Employers and insurers decry the recent reform instituting PPOs in Illinois as ‘California Lite’. Plaintiff attorneys claim it will lead to undertreatment and negative consequences for claimants.
What’s the real impact?
The right answer is it’s a bit early to say. The PPOs go into effect September 1; at least they CAN go into effect then; there’s a lot to be done by employers, network developers, and regulators before an employer can activate a PPO, so it may well be several more months before we start seeing widespread adoption.
First, the State Department of Insurance has to certify Preferred Provider Programs – there’s too much text to quote here – search for “Sec. 8.1a. Preferred provider programs” – relevant section starts on page 88 line 23.
When an employer does get a PPO certified and implemented, there’s a couple key points to remember.
First, when an employee reports an injury the employer has to tell him/her of the PPP and the employee’s need to choose a physician from the PPP.

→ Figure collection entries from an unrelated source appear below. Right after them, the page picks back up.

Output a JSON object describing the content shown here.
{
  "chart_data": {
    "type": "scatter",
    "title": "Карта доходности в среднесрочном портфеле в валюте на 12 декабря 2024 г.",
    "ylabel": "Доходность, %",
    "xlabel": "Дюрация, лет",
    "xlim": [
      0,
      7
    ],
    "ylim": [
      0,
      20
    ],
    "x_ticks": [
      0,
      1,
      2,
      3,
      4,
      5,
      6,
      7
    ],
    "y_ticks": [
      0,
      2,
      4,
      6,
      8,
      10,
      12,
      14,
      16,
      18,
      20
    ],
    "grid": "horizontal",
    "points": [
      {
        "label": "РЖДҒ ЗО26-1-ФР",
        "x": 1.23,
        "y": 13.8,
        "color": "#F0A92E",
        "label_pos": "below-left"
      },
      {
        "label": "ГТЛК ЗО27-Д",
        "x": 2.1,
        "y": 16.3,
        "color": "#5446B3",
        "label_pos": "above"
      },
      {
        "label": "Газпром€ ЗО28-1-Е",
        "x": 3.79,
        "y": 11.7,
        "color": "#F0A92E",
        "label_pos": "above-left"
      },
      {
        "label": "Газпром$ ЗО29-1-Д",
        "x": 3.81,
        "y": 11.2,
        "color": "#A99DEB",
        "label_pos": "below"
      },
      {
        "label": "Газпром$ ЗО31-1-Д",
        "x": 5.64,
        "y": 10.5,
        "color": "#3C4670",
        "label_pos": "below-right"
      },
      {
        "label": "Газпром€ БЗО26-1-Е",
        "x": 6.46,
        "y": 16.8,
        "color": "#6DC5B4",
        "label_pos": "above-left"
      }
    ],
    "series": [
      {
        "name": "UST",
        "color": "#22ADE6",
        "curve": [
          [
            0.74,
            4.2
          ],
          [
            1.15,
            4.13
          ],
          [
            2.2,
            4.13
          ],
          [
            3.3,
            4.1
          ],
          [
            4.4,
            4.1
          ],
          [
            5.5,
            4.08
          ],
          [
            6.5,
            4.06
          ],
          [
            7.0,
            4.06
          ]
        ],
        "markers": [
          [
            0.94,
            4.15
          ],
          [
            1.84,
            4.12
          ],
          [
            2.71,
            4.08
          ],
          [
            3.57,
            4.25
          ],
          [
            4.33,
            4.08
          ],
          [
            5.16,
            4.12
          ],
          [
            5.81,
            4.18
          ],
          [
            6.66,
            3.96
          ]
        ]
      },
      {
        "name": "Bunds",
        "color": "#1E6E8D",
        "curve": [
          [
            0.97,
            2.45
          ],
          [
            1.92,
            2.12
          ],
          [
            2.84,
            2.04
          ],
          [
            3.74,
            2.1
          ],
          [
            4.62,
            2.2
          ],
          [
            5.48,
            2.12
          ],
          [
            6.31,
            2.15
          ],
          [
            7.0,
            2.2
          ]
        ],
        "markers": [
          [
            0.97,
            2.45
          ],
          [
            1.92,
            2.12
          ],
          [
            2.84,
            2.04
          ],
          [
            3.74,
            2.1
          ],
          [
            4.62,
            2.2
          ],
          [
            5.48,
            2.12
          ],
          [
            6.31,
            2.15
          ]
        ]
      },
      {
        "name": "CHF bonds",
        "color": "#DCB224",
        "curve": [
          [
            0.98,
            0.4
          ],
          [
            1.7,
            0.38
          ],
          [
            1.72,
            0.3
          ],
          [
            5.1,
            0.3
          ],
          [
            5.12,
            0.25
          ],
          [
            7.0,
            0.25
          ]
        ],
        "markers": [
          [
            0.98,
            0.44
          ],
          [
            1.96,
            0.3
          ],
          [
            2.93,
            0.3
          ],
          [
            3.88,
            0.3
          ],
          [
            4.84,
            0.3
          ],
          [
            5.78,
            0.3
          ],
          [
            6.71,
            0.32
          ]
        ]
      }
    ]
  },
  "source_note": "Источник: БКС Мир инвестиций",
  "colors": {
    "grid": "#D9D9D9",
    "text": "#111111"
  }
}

Second, employees can opt out of the PPP – here’s the relevant text:
“Subsequent to the report of an injury by an employee, the employee may choose in writing at any time to decline the preferred provider program, [emphasis added] in which case that would constitute one of the two choices of medical providers to which the employee is entitled under subsection (a)(2) or (a)(3)”
Essentially this allows the injured worker to choose their initial treating doc, who controls their referrals to specialists, ancillary providers, and facilities. My take on the network direction provision is it is pretty weak, and – realistically – will help with those claimants engaged in doctor shopping. However, payers’ ability to control which physicians and other providers treat their injured worker, while certainly strengthened, is not greatly enhanced.
While some seem to have concluded that the initial opt-out decision is one choice, and the subsequent selection of a provider is the second, I’m not sure that’s the case. The regulatory process will certainly clarify the issue, and if the other analyses are correct, the single opt-out choice will help employers – and in most cases, facilitate return to work and reduce unnecessary medical expense.
That said, note that an injured worker’s initial opt out includes the treating doc, and anyone that treating doc refers the worker to. Physical therapy, imaging, surgery, hospitals, you name it. That’s a lot of ‘opt-out’. My sense is Illinois providers who want to maintain their current lucrative flow of work comp patients will get very good at complying with the (future) regulations to keep referrals within that initial treatment stream.
What does this mean for you?
The net is this – the regulatory process will greatly affect the actual impact of the reform law. We don’t yet know what the specifics will be, but any employer would be well-served to identify PPPs that:
- a) contract with a relatively few physicians with demonstrated expertise in workers comp and focus on return to work;
- b) don’t include every doc in the yellow pages (I’d run from any PPP that markets itself based on how many physicians it has); and
- c) include ancillary providers to keep care in the PPP.
Of course, discounts are important, but make sure the treating docs – the ones who order the scripts, arrange for surgery, prescribe PT, and facilitate RTW – are treated well. Look for deeper discounts on the ancillary/secondary providers – the ones that do what the original doc tells them to.